Last year, Turkey earned more than $150 million from the export of TV series, according to a report, 'The World's Most Colorful Screen: TV Series Industry in Turkey' released on Tuesday
The export revenue of TV series, which was a meager $10 million in 2008, has experienced approximately 70 percent annual growth in the past five years. The study demonstrates interesting findings on Turkey's TV series industry, viewing habits, turnovers of production companies and the contribution of TV series to the economy. According to the report, Turkish audiences currently watch 3.9 hours of television per day - slightly lower than the 4.4 hours in 2008, but still higher than the average 3.5 hours that audiences watch in Organization for Economic Co-operation and Development (OECD) countries.
Although there has been 30 percent annual growth in digital advertisement investments since 2009, media investments show 58 percent growth, suggesting that TV channels are largely preferred. TV series and their re-run episodes come first with 62.5 percent among the programs screened in primetime between 2013 and 2014. Additionally, viewers mostly enjoy watching romance TV series. Game shows and entertainment programs come second with 17 percent in the primetime TV list. The study found that 60 percent of Turkish TV series take between 120 and 180 minutes. Compared to developed countries, there are only a few TV programs less than 60 minutes in Turkey. The company asserts that the duration of TV programs will not lessen in the near future due to TV advertisements, which are an important income resource.
In addition, re-run episodes and summaries are another important revenue source for production companies. More explicitly, while re-run episodes and summaries comprise 60 percent of a TV program's total duration, new episodes take only 40 percent. Additionally, re-run episodes of popular TV programs are widely watched by Turkish viewers. The study showed that 14 percent of the top five TV programs are comprised of re-run episodes and summaries. Again, 17 percent of primetime content consists of re-run episodes and summaries. Although the amount of money paid per episode depends on the program's category, script and competitiveness, the production cost ranges between $200,000 and $700,000.

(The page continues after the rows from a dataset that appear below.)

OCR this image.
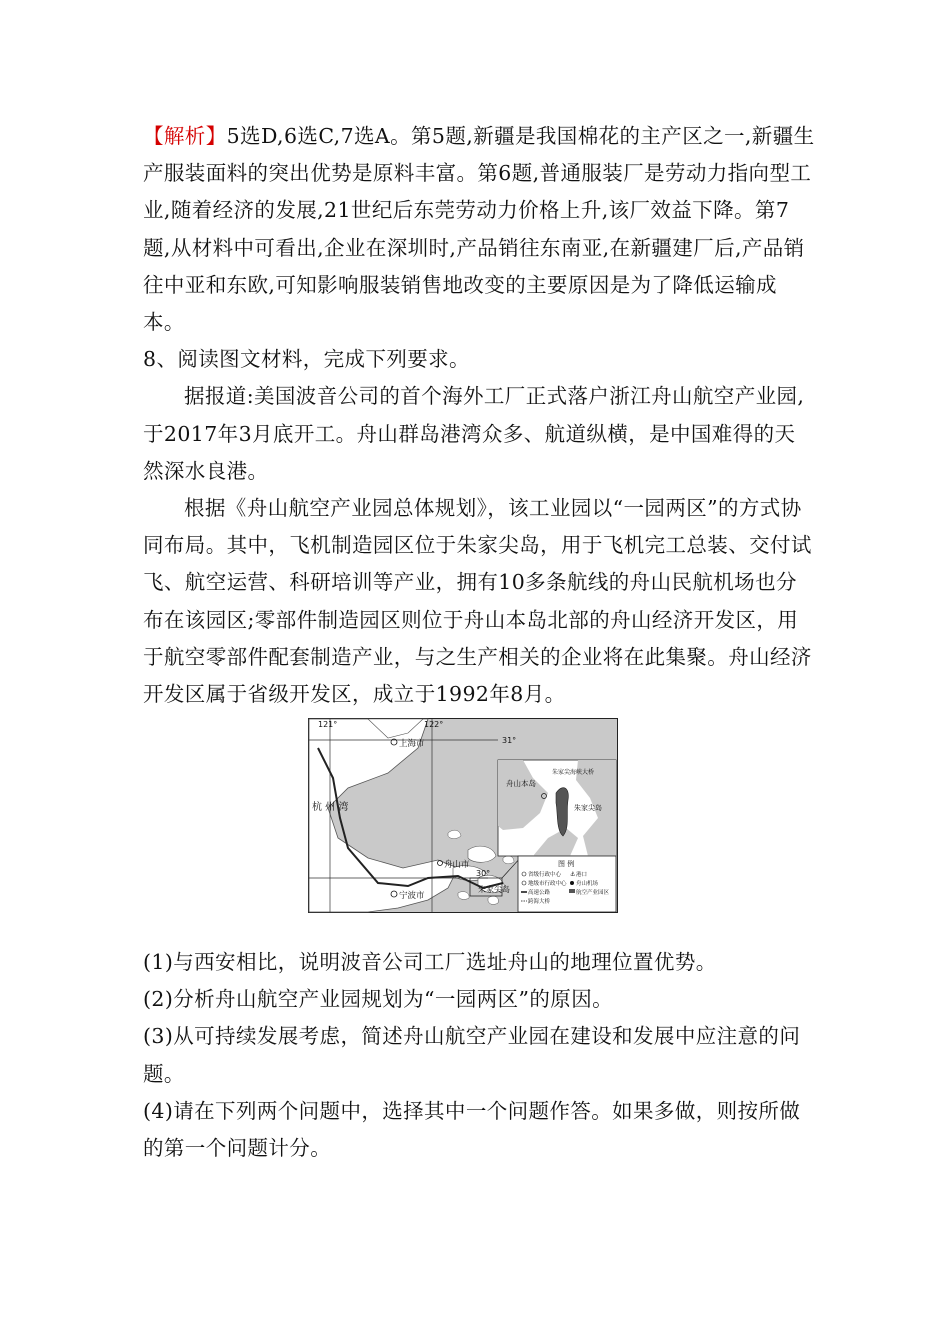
【解析】5选D,6选C,7选A。第5题,新疆是我国棉花的主产区之一,新疆生产服装面料的突出优势是原料丰富。第6题,普通服装厂是劳动力指向型工业,随着经济的发展,21世纪后东莞劳动力价格上升,该厂效益下降。第7题,从材料中可看出,企业在深圳时,产品销往东南亚,在新疆建厂后,产品销往中亚和东欧,可知影响服装销售地改变的主要原因是为了降低运输成本。

8、阅读图文材料，完成下列要求。

据报道:美国波音公司的首个海外工厂正式落户浙江舟山航空产业园,于2017年3月底开工。舟山群岛港湾众多、航道纵横，是中国难得的天然深水良港。

根据《舟山航空产业园总体规划》，该工业园以“一园两区”的方式协同布局。其中，飞机制造园区位于朱家尖岛，用于飞机完工总装、交付试飞、航空运营、科研培训等产业，拥有10多条航线的舟山民航机场也分布在该园区;零部件制造园区则位于舟山本岛北部的舟山经济开发区，用于航空零部件配套制造产业，与之生产相关的企业将在此集聚。舟山经济开发区属于省级开发区，成立于1992年8月。

121°	122°
31°
30°
上海市
杭 州 湾
宁波市
舟山市
朱家尖岛
舟山本岛
朱家尖海峡大桥
朱家尖岛
图 例
省级行政中心 ⚓ 港口
地级市行政中心 舟山机场
高速公路	航空产业园区
跨海大桥

(1)与西安相比，说明波音公司工厂选址舟山的地理位置优势。

(2)分析舟山航空产业园规划为“一园两区”的原因。

(3)从可持续发展考虑，简述舟山航空产业园在建设和发展中应注意的问题。

(4)请在下列两个问题中，选择其中一个问题作答。如果多做，则按所做的第一个问题计分。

A significant part of this amount is paid to actors. The share of famous actors' expenses in big TV productions might reach up to 45 percent. Due to the increase in quality and popularity, each TV series episode can be sold for up to $200,000, compared to only $500 per episode in previous years. The total export revenue of Turkish TV series to Arab and Balkan countries was $10,000 in 2008, while the amount increased 15 times in recent years due to cultural similarities and geographical closeness. Also, the rising acclaim of Turkish TV series boosts public interest in Turkey. People searching for Turkey on Internet search engines doubled between 2011 and 2013.
The report suggests that the interest in TV series will rise as long as Turkish producers maintain their recent success in quality of filming, montage and cast. It says: "The lack of government incentives, high competition and newly developing Internet networks, which are considered a potential selling medium apart from traditional TV channels, are the biggest handicap for the sustainability of production companies. Producers presently continue their projects with the revenues from successful Turkish TV series sold to foreign countries. There is admittedly high competition between companies. Some of them that are unable to balance income and expenses manage cash flow and select suitable projects to exert more effort to manage possible risks in an environment with a high rate of failure."
Deloitte Turkey's partner and head of technology, media and telecommunications department Tolga Yaveroğlu said they conducted the study on Turkish TV series to provide necessary data to relevant stakeholders and present suggestions on how to increase competitiveness in foreign markets. The study also analyzes the main problems of new TV series, most of which stopped broadcasting before the end of the season. Manager Özen Demircan at Deloitte Turkey added that half of almost 70 new series that are aired each season stop broadcasting due to high competition. Considering the last four broadcasting seasons, 22 percent of new series were cancelled within the first six episodes, and 29 percent of others were stopped within the first seven or 12 episodes. "The rate of Turkish TV series that stop broadcasting very early increases due to high competition.
Viewers do not enjoy watching TV series without high quality montage and a professional cast. Production companies do not continue to broadcast primetime TV series with lower rating records to avoid a decrease in TV channels general performance.